Klaine v. Southern Illinois Hospital Services

By Karen Kies DeGrand, Donohue Brown Mathewson & Smyth LLC

The General Assembly’s classification of documents as “confidential” does not mean the materials necessarily are “privileged” from discovery or “inadmissible” in civil litigation. In the context of a medical malpractice case against a hospital based on allegations of negligent credentialing of a physician, the Illinois Supreme Court strictly construed the defendant hospital’s claim of privilege over a physician’s applications for staff privileges and affirmed the lower courts’ orders to produce the documents.

The supreme court first addressed the hospital’s claim that a provision of the Health Care Professional Credentials Data Collection Act, 410 ILCS 517/15(h) (West 2012), protected the application materials in their entirety by virtue of a requirement that hospitals and other entities keep confidential credentials data. The court observed that the Credentials Act, which the legislature enacted to standardize the collection of credentials data and regulate the assessment and validation of health care professionals’ qualifications, requires that the entities gathering such information keep it confidential – but the statute does not expressly bar disclosure or create a privilege. The supreme court held that disclosure of statutorily-designated “confidential” documents depends on whether applying a privilege promotes interests that “outweigh the need for probative evidence.”  If highly relevant to the claim at issue, the information will be “critical to the truth-seeking process” and thus discoverable, unless the statute expressly provides that the information is privileged.    

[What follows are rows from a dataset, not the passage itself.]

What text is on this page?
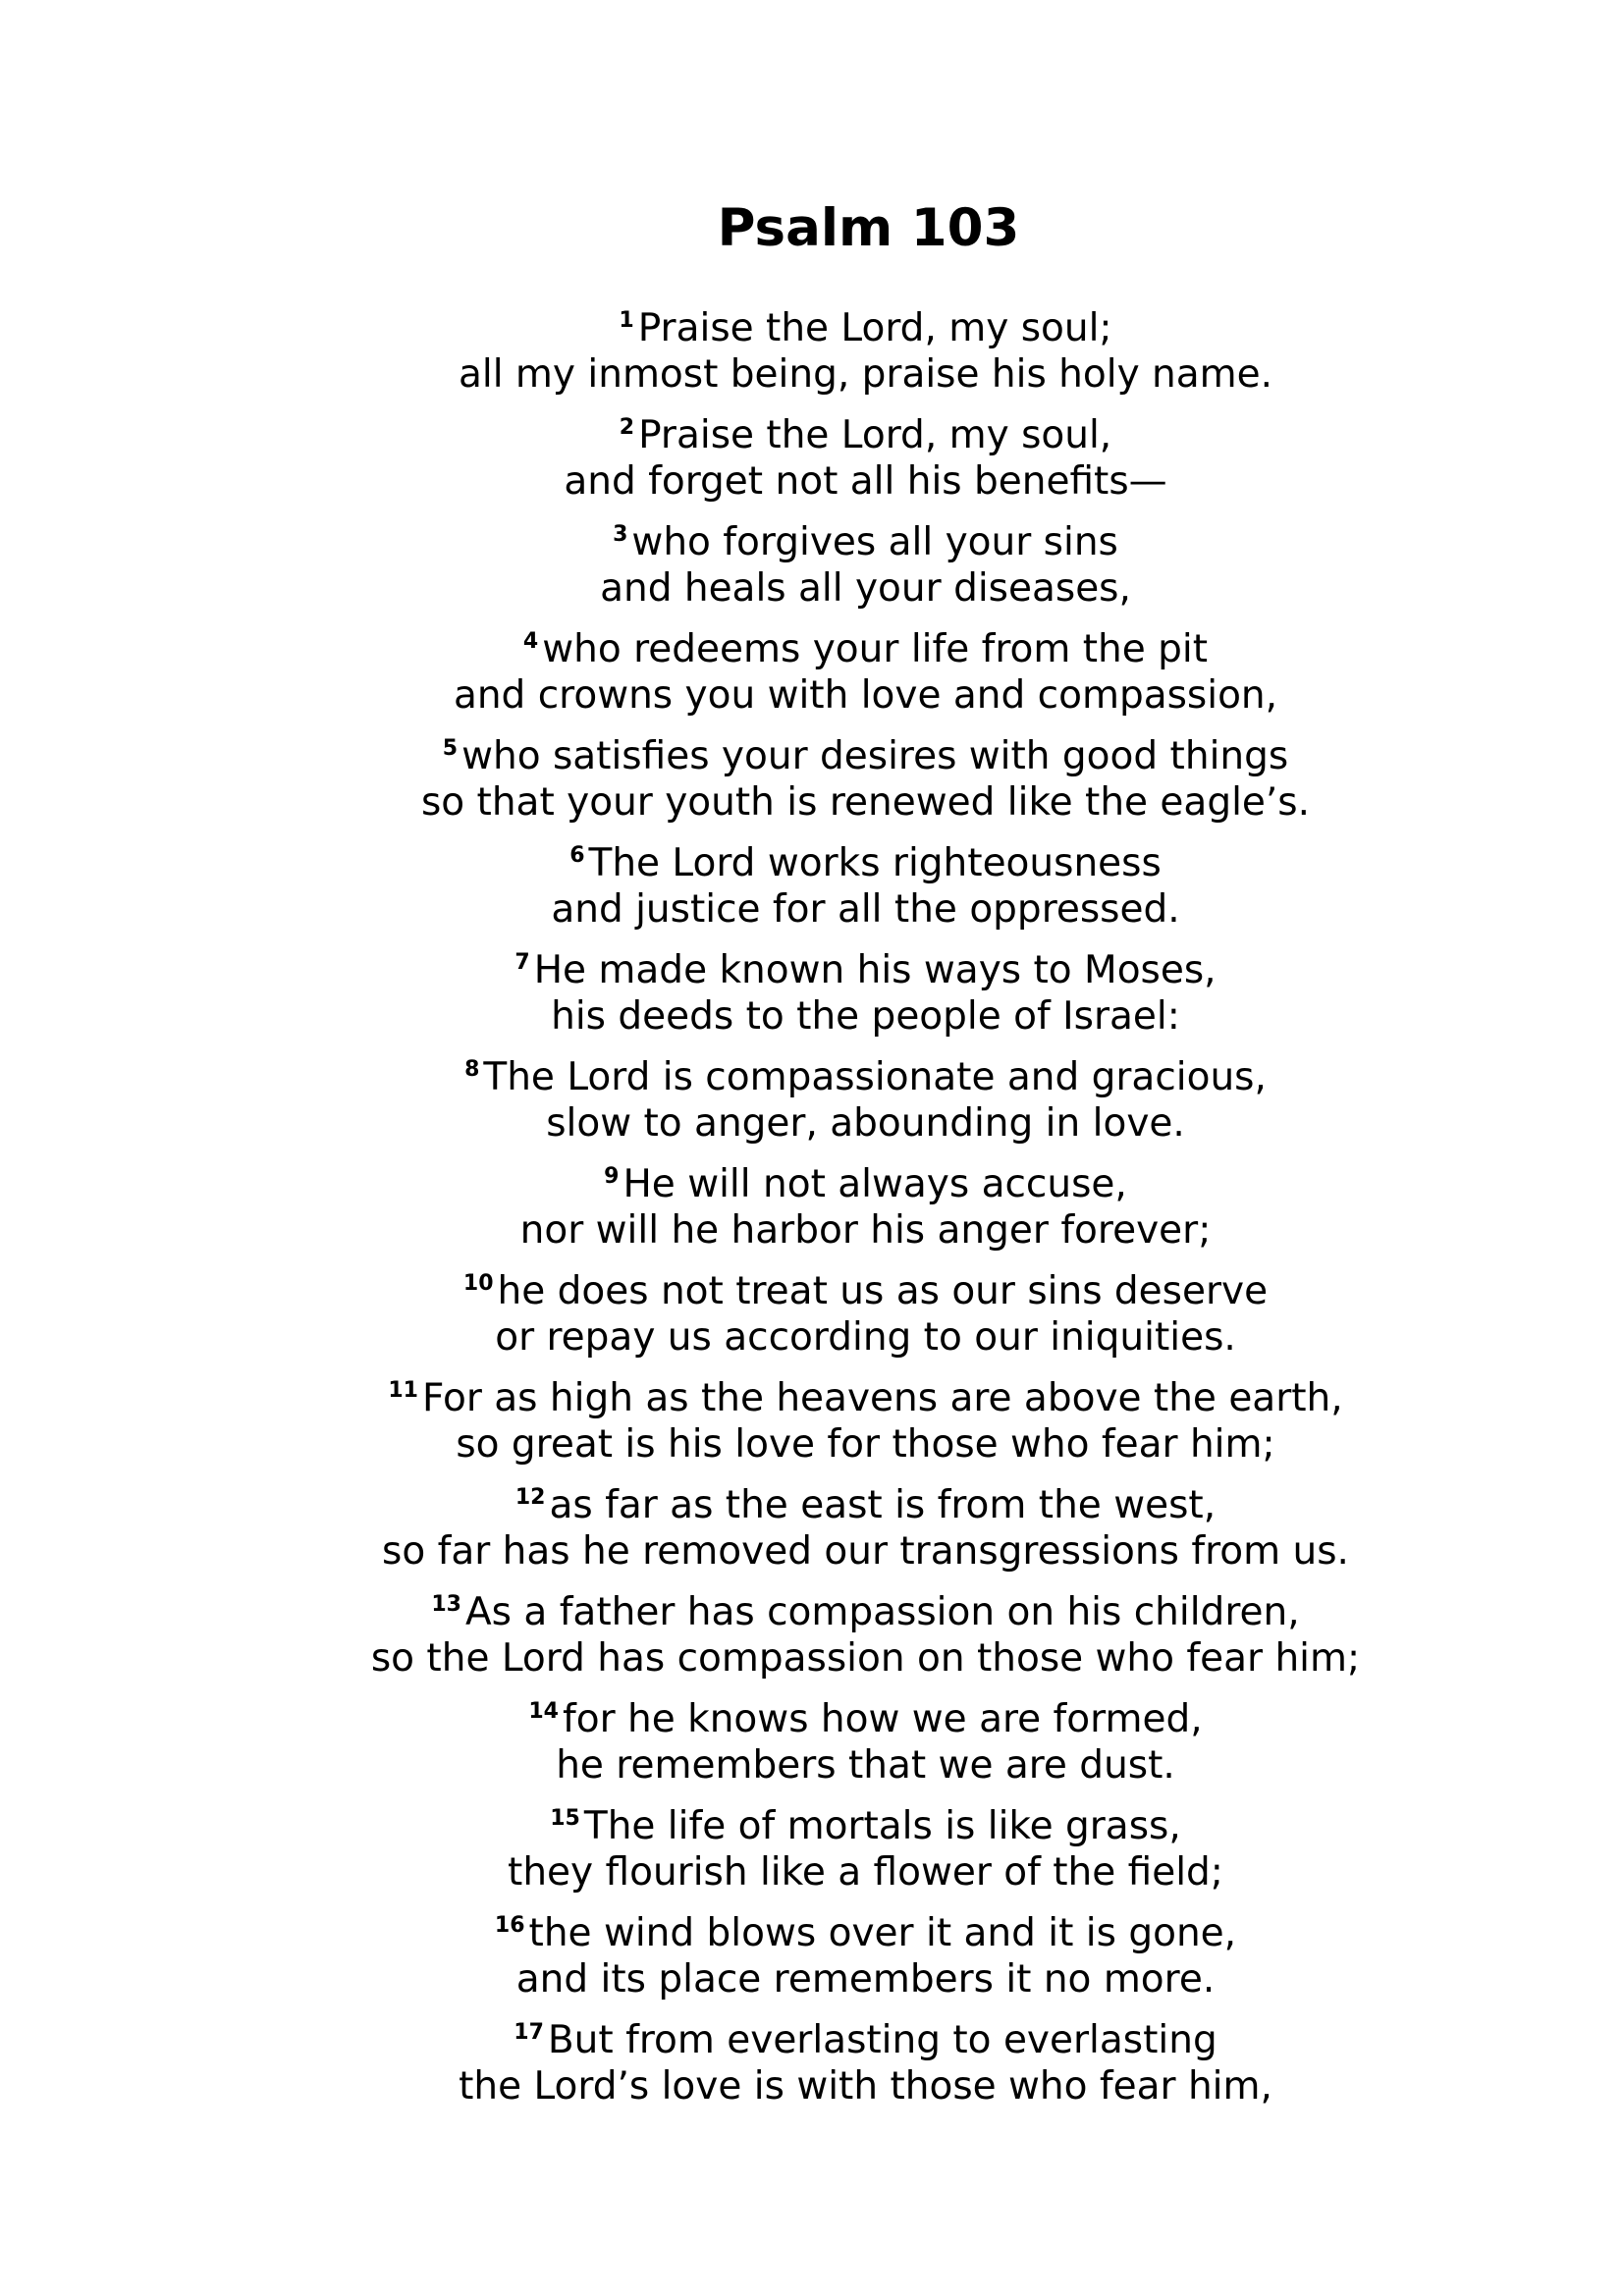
Psalm 103
$^1$ Praise the Lord, my soul;
all my inmost being, praise his holy name.
$^2$ Praise the Lord, my soul,
and forget not all his benefits—
$^3$ who forgives all your sins
and heals all your diseases,
$^4$ who redeems your life from the pit
and crowns you with love and compassion,
$^5$ who satisfies your desires with good things
so that your youth is renewed like the eagle’s.
$^6$ The Lord works righteousness
and justice for all the oppressed.
$^7$ He made known his ways to Moses,
his deeds to the people of Israel:
$^8$ The Lord is compassionate and gracious,
slow to anger, abounding in love.
$^9$ He will not always accuse,
nor will he harbor his anger forever;
$^{10}$ he does not treat us as our sins deserve
or repay us according to our iniquities.
$^{11}$ For as high as the heavens are above the earth,
so great is his love for those who fear him;
$^{12}$ as far as the east is from the west,
so far has he removed our transgressions from us.
$^{13}$ As a father has compassion on his children,
so the Lord has compassion on those who fear him;
$^{14}$ for he knows how we are formed,
he remembers that we are dust.
$^{15}$ The life of mortals is like grass,
they flourish like a flower of the field;
$^{16}$ the wind blows over it and it is gone,
and its place remembers it no more.
$^{17}$ But from everlasting to everlasting
the Lord’s love is with those who fear him,
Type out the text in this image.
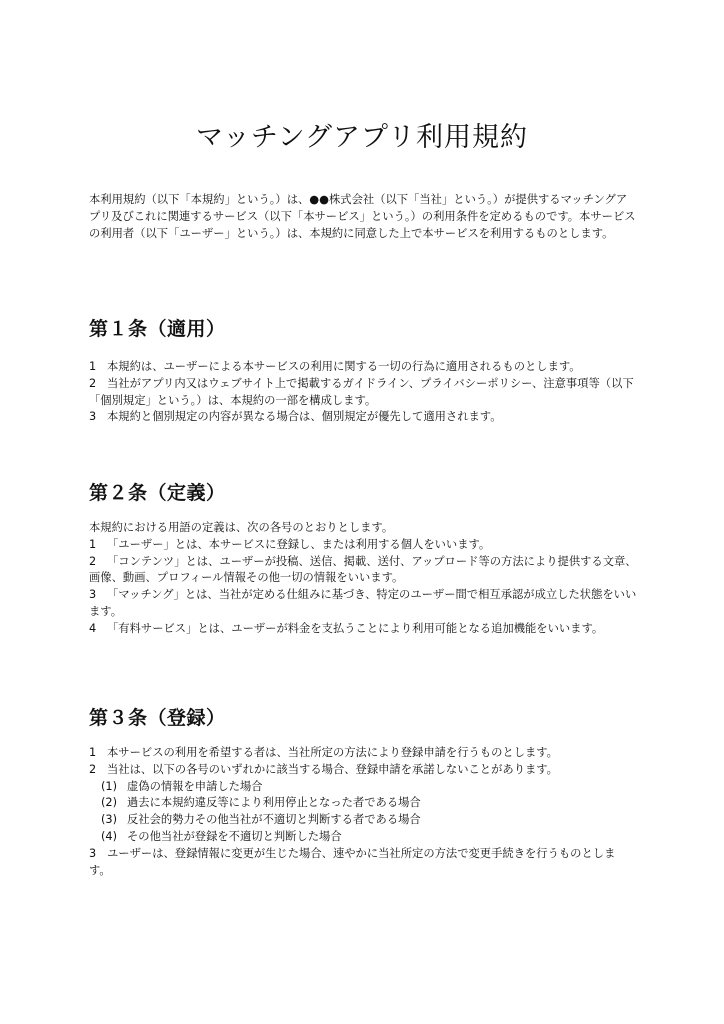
マッチングアプリ利用規約

本利用規約（以下「本規約」という。）は、●●株式会社（以下「当社」という。）が提供するマッチングアプリ及びこれに関連するサービス（以下「本サービス」という。）の利用条件を定めるものです。本サービスの利用者（以下「ユーザー」という。）は、本規約に同意した上で本サービスを利用するものとします。

第１条（適用）
1 本規約は、ユーザーによる本サービスの利用に関する一切の行為に適用されるものとします。
2 当社がアプリ内又はウェブサイト上で掲載するガイドライン、プライバシーポリシー、注意事項等（以下「個別規定」という。）は、本規約の一部を構成します。
3 本規約と個別規定の内容が異なる場合は、個別規定が優先して適用されます。
第２条（定義）
本規約における用語の定義は、次の各号のとおりとします。
1 「ユーザー」とは、本サービスに登録し、または利用する個人をいいます。
2 「コンテンツ」とは、ユーザーが投稿、送信、掲載、送付、アップロード等の方法により提供する文章、画像、動画、プロフィール情報その他一切の情報をいいます。
3 「マッチング」とは、当社が定める仕組みに基づき、特定のユーザー間で相互承認が成立した状態をいいます。
4 「有料サービス」とは、ユーザーが料金を支払うことにより利用可能となる追加機能をいいます。
第３条（登録）
1 本サービスの利用を希望する者は、当社所定の方法により登録申請を行うものとします。
2 当社は、以下の各号のいずれかに該当する場合、登録申請を承諾しないことがあります。
(1) 虚偽の情報を申請した場合
(2) 過去に本規約違反等により利用停止となった者である場合
(3) 反社会的勢力その他当社が不適切と判断する者である場合
(4) その他当社が登録を不適切と判断した場合
3 ユーザーは、登録情報に変更が生じた場合、速やかに当社所定の方法で変更手続きを行うものとします。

The Medical Studies Act, 735 ILCS 5/8-2102 (West 2012), while providing that internal quality control information is “privileged” and “shall not be admissible … or discoverable,” did not protect the applications at issue. Citing an appellate negligent credentialing decision, Frigo v. Silver Cross Hospital & Medical Center, 377 Ill. App. 3d 43 (2007), the supreme court approved the appellate court’s ruling that information reviewed by a credentials committee is discoverable in a negligent credentialing lawsuit against a hospital. To hold otherwise, the appellate court stated, would expand the Medical Studies Act privilege beyond the scope intended by the legislature.

Having decided that no blanket privilege applied, the supreme court considered and rejected the hospital’s arguments that specific information within the applications should be protected. Information reported to the National Practitioner Data Bank was not privileged under a federal statute, the Health Care Quality Improvement Act, 42 U.S.C. Section 11137(b)(1) (2012); like the Credentials Act, the federal statute designated NPDB  information to be “confidential,” not “privileged.” The supreme court also found no merit in the hospital’s claim that the physician-patient privilege codified in 735 ILCS 5/8-802 (West 2012) protected treatment information of nonparties. The court reasoned that the applications contained only raw data concerning treatment and procedures performed by the physician in question, not medical records of identifiable patients.